クリーンニング屋でバイトしてて、他県から進学でこっちに出てきた 18歳の男の子に仕事教えてた。こっち来て間もない頃は前から気になってた梅ヶ枝餅すげーうめーっす!!とか、博多駅であやまんJAPAN観てきたっす!とかではしゃいでた。
その時、私が彼氏と別れて1年位経ってて、なかなか次の人って見つからないもんだねーって話すと
「モガさん!そんなガツガツしてたらダメっすよ〜!」 ってたしなめる様に言われた。
ちょっと前に人生初の彼女が出来て、クリスマスプレゼントの相談してきた(しかも私が教えたとこで買ってた) 奴とは思えない余裕の発言されたもんだから、 マジで立派になっちゃって、、 もう仕事一人で出来るやろ、今日は帰っていいですか?って思いながらも 「はい。。。
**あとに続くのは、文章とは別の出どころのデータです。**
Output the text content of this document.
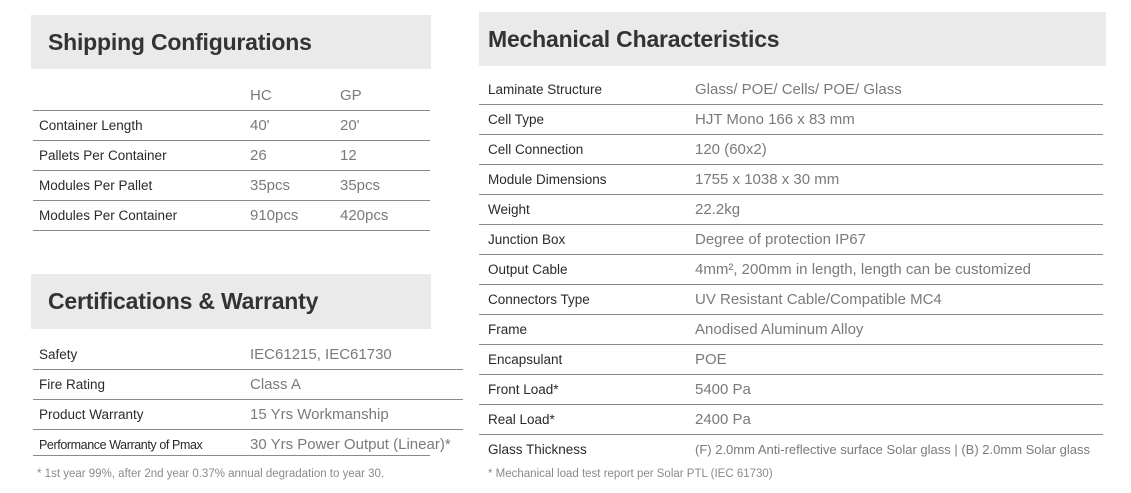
Shipping Configurations
	HC	GP
Container Length	40'	20'
Pallets Per Container	26	12
Modules Per Pallet	35pcs	35pcs
Modules Per Container	910pcs	420pcs
Certifications & Warranty
Safety	IEC61215, IEC61730
Fire Rating	Class A
Product Warranty	15 Yrs Workmanship
Performance Warranty of Pmax	30 Yrs Power Output (Linear)*
* 1st year 99%, after 2nd year 0.37% annual degradation to year 30.
Mechanical Characteristics
Laminate Structure	Glass/ POE/ Cells/ POE/ Glass
Cell Type	HJT Mono 166 x 83 mm
Cell Connection	120 (60x2)
Module Dimensions	1755 x 1038 x 30 mm
Weight	22.2kg
Junction Box	Degree of protection IP67
Output Cable	4mm², 200mm in length, length can be customized
Connectors Type	UV Resistant Cable/Compatible MC4
Frame	Anodised Aluminum Alloy
Encapsulant	POE
Front Load*	5400 Pa
Real Load*	2400 Pa
Glass Thickness	(F) 2.0mm Anti-reflective surface Solar glass | (B) 2.0mm Solar glass
* Mechanical load test report per Solar PTL (IEC 61730)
」って答えた事、博多駅でイルミネーション見て思い出した。
ちなみに、そこのクリーニング屋はオレンジストライプのシャツに蝶ネクタイが制服で、ボブでたまにメガネだった私は自分が大木凡人みたいに見えてる気がして、制服の事も全面ガラス張りの店の作りも別の掛け持ちバイト先から近い事も嫌だなぁって思ってた。